Photo credit: Jerry Newman
Muralt Bluff Prairie
Muralt Bluff Prairie is the largest preserve managed by the Prairie Bluff Chapter, and a site with special significance for The Prairie Enthusiasts who consider it the place where our efforts for prairie preservation began some 40 years ago.
Muralt Bluff and additions to the propertiy are dry prairies on a bluff with a thin limestone cap over sloping sandstone sides. Federal and state listed species that have been observed here: Bell’s vireo, regal fritillary, Ottoe skipper, one-flowered broomrape, prairie dandelion, kittentails and Hill’s thistle.
This is considered difficult to hike as the trail is long and quite steep.
ACCESS & DIRECTIONS
The parking lot for Muralt Bluff Prairie is located near W2635 County F, between Monticello and Albany. Access is by foot only up the steep bluff, and a trail will take you to the farthest west end.

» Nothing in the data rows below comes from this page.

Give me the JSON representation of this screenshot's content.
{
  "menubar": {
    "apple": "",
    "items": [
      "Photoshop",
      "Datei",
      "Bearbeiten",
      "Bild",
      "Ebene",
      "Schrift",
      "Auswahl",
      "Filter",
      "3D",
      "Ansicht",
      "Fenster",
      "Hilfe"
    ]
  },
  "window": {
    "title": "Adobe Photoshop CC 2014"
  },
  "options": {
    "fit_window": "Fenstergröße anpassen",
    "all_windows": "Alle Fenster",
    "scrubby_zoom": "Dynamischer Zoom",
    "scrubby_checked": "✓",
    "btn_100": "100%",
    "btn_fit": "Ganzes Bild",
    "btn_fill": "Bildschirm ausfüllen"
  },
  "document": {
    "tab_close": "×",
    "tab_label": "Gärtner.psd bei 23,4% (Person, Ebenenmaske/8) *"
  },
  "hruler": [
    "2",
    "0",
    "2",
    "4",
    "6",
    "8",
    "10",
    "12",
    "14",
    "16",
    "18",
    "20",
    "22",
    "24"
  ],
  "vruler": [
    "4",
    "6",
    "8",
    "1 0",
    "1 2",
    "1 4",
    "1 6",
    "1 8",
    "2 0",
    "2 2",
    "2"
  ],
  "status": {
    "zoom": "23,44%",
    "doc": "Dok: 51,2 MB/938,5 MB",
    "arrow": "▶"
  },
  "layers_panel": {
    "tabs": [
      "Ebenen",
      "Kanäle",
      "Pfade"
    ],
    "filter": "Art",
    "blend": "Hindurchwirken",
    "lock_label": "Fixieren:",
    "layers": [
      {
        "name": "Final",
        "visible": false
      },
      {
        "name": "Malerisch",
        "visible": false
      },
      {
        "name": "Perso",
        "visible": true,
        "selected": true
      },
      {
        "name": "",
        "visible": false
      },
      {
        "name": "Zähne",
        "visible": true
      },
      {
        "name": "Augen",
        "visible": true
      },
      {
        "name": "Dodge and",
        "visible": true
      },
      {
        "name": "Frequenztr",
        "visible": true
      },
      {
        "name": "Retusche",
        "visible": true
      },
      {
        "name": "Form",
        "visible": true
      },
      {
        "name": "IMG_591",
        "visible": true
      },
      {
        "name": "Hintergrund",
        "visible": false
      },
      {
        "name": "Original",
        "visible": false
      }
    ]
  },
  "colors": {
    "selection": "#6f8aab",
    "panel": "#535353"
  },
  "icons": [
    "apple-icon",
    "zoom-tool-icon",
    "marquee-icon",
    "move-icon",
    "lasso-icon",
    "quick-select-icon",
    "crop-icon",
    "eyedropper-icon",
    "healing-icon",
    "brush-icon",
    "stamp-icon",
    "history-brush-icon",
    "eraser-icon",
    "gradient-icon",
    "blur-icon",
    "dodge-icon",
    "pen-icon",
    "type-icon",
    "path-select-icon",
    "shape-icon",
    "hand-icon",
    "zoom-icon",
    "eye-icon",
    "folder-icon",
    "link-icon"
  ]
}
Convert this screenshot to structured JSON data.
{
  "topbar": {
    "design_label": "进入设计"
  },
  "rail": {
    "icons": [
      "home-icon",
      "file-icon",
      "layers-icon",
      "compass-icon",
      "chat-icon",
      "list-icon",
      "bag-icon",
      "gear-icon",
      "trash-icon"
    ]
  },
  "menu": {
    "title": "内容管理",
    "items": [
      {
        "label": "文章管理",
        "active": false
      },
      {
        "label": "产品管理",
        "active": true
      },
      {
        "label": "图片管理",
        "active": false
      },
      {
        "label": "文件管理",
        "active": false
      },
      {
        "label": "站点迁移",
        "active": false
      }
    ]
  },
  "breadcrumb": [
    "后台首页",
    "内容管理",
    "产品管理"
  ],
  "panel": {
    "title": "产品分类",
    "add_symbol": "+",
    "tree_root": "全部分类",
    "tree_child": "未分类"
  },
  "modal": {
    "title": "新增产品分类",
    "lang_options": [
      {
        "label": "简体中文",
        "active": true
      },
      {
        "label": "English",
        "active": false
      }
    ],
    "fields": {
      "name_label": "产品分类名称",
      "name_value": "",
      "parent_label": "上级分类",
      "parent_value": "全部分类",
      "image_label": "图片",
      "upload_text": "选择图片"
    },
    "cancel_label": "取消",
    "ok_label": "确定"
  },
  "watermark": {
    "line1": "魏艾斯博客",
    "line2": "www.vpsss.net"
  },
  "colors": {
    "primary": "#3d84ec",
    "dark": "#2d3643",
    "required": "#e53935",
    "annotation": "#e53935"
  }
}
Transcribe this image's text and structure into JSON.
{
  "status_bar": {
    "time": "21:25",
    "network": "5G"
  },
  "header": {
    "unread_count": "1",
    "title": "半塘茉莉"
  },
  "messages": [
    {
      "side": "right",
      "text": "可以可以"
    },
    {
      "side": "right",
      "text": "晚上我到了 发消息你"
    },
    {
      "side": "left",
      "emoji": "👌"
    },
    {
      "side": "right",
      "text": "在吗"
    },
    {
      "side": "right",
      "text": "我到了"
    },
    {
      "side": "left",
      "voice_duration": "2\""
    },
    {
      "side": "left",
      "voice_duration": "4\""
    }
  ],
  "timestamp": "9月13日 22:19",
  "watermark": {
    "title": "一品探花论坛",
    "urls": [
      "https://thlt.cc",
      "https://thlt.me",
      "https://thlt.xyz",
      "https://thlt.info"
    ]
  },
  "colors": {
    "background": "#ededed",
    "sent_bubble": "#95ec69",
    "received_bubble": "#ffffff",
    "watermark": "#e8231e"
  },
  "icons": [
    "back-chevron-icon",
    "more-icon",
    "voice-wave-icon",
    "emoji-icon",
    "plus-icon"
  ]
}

You can return by following the firebreak along the south and east edges.
Google Map
Description & Significance
Muralt Bluff and Muralt South are dry prairies on a bluff with a thin limestone cap over sloping sandstone sides. Outcrops of both rocks are present on the sites. Erratic boulders from an earlier episode of glaciation are present. The last advance of the ice sheet stopped about 10 miles to the northeast 16,000 to 18,000 years ago, but a pro-glacial lake, named Glacial Lake Broadhead by Wisconsin geologists, backed up the valleys of Sylvester and Searles Creeks and the Sugar and Little Sugar Rivers, flooding the broad valley to the north of Muralt Bluff. The elevation is above the 1,000 foot contour and views of Blue Mounds, some 40 miles distant, are possible.
Natural History
Best times to visit to see wildflowers are spring and fall. In early May, there is a large population of prairie smoke on the northwest bluff, along with kittentails, shooting stars, puccoon, violets, sand cress and pasque flowers. Later in autumn you can see all the tall grasses, nine kinds of asters, five species of goldenrods, gentians and blazing stars. Federal and state listed species that have been observed here: Bell’s vireo, regal fritillary, Ottoe skipper, one-flowered broomrape, prairie dandelion, kittentails and Hill’s thistle. But changes in the surrounding land use have reduced the available grassland habitat from hundreds of acres in the 1970s to only the Muralt footprint today
On July 20, 2014, a visitor to Muralt Bluff Prairie posted to the Southern Wisconsin Butterfly Association (SWBA) website a tally of the more than 100 butterflies that he spotted: including giant swallowtail, eastern tiger swallowtails, clouded sulphurs, coral hairstreaks, summer azures, great spangled fritillaries, pearl crescents, question marks, eastern comma, mourning cloak, American lady, red admirals, red-spotted purples, common wood nymphs, monarchs, northern broken-dash and Delaware skipper.
Usage Policies
Allowed:
- Hiking
- Bird Watching
- Dogs (must be on a leash during bird breeding season from May-July)
- Hunting (all legal species; no permit or reservation required)
Not Allowed:
- Collecting plants, rocks or animals
Ownership History
During the early 1970s Albany natives Gary Eldred and John Ochsner independently discovered this patch of unusual tall grasses and flowers. The next spring in April of 1975, together with Jonathan Wilde, Tim Hammerli and others, they dropped a match in the southeast corner and watched the fire follow the wind across the field to the north. Their suppression tools – snow shovels and burlap bags — proved inadequate to slow or stop the fire. The Albany Fire Department responded to reports of a wild fire, but they were unable to get their trucks up the bluff, so everyone stood and watched as the fire eventually ran out of fuel. Many cedar trees were scorched, the ground was blackened. But that summer the bloom of flowers – long suppressed by lack of fire – was impressive enough that the Green County Board of Supervisors was persuaded to buy the acreage.
Muralt Bluff was dedicated as a Wisconsin State Natural Area in 1977. In 1981 the county purchased an additional 12 acres – South Muralt – with the help of The Nature Conservancy. The county deeded Muralt Bluff (62 acres) and South Muralt to The Prairie Enthusiasts in September, 2013. With adjacent Iltis Savanna this is a 95-acre mosaic of prairie, savanna and woodland. A fourth parcel, Stauffacher Prairie, which is located a mile away across from Gap Church on Highway 59, is considered by the DNR to be part of the Muralt Bluff SNA although that land is owned by the State of Wisconsin.
Management
Management efforts by Prairie Bluff Chapter in the last few years have expanded the prairie by removing colonies of aspen, sumac, dogwood, prickly ash and honeysuckle that had invaded from the fence lines and wooded edges to smother and shade out the native plants and grasses.